See what I did there? I’ll tell you what I did. I quoted me some William Shakespeare. Yeah. Didn’t see that coming, did you?
Klinger: Yeah, nice one.
All right, you’re not buying the lyrical argument. How about this one—The Queen Is Dead is something of a pivotal point in ’80s pop, marking a point in which the more synth-driven New Wave and New Romantic sounds are once and for all supplanted by a more organic guitar-based sound that was de rigeur by the decade’s end. A similar shift happened Stateside with the likes of R.E.M., who in the mid-’80s were at the forefront of what I recall was referred to as “college rock.” There’s quite a bit of quality jangling going on here, from the sweet and sunny sounding “Cemetry Gates” to “The Boy with the Thorn in His Side” to the much ballyhooed “There Is a Light That Never Goes Out”.
The Smiths in general, and The Queen Is Dead in particular, set the stage for a lot of the indie rock that’s been tweeing it up for the last decade or so. Whether that’s a positive or a negative is up to the individual, but the overall influence can’t be denied.
Mendelsohn: I will begrudgingly concede to your very valid point. The whole jangly guitar phenomenon is the Middle East crude to all of the gas-guzzling indie rock engines that no one wants to replace with quieter, more efficient hybrids. I also recall that former Smiths guitarist Johnny Marr joined indie rock stalwarts Modest Mouse a couple of years ago. Which, I think, was wrong because it reminded me of that scene in Back to the Future where Caroline in the City tries to mack on her Teen Wolf son. It was kind of gross but also grossly entertaining.
Klinger: Begrudging concessions are my favorite! And since I’m on such a roll, I’d like to use your reference to Mr. Marr to point out another theory regarding The Queen Is Dead’s acclaim. The Marr/Morrissey dichotomy is part of a long and venerable tradition of two distinct types of visionaries—fire and ice, if you will.
Ideally, one must be a tad fussy, a wee bit artsy, while the other one is the grounded one, the one who wants to stay true, to keep it real. So for every Jagger, the must be Richards. A McCartney needs a Lennon, a Stipe needs a Buck,
and a Frey needs a Henley. The Smiths, whether they were aware of it or not (and I strongly suspect that they were), were carrying on that noble tradition. Marr and Morrissey’s relationship, which remains fractious today, was a sort of dog-whistle to critics, who picked up on the archetype.
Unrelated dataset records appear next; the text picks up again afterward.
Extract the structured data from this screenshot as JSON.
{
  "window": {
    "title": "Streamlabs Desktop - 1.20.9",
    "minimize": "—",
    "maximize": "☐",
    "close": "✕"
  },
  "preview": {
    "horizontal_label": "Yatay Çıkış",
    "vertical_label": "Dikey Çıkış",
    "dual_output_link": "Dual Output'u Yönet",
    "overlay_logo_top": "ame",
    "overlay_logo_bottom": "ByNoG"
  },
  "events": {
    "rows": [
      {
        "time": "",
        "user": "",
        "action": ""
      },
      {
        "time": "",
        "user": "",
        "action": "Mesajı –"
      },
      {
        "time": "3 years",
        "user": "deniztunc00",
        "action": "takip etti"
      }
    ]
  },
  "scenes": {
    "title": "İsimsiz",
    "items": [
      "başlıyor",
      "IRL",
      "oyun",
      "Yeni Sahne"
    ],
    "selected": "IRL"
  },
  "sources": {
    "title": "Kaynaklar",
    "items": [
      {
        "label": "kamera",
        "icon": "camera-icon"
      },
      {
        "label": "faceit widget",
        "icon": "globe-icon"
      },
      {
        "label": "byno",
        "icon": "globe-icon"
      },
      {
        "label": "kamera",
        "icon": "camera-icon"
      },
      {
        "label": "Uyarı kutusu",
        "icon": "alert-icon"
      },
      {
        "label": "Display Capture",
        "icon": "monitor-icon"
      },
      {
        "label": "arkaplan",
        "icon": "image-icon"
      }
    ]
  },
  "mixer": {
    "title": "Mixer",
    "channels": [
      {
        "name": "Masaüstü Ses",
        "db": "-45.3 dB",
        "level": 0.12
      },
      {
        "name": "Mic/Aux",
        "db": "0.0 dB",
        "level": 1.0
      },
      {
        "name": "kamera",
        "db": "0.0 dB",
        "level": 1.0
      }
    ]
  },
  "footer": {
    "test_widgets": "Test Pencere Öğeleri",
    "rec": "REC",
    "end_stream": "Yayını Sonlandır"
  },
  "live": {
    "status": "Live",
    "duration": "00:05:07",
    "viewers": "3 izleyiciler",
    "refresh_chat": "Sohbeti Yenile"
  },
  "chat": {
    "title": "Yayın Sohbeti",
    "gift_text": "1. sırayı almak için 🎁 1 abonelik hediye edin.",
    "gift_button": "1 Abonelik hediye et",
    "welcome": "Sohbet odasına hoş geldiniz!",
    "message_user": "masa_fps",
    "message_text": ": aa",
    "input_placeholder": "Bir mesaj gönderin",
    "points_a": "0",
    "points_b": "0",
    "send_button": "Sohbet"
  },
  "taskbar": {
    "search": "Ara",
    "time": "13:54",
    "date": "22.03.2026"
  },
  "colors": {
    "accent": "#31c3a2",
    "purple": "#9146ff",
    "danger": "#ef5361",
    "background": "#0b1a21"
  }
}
Meanwhile Andy Rourke and Mike Joyce did an admirable job in their capacity as lukewarm water.
Mendelsohn: I can’t argue with that. The Smiths, either wittingly or unwittingly, stumbled upon the magic formula for music immortality by playing directly to the music critics. No matter how awful the record is all you have to do is offer a marked changed from what is currently popular, help create the basis for a wide-ranging music genre, and have at least two songwriters who work well together when they aren’t poking each other in the eye.
Remind me again why we haven’t recorded the next great album in the canon? We have this figured out, it should be easy. Go get your guitar, I’ll be in my room sulking, writing in my journal and occasionally burning myself with a cigarette just to make sure I’m still alive.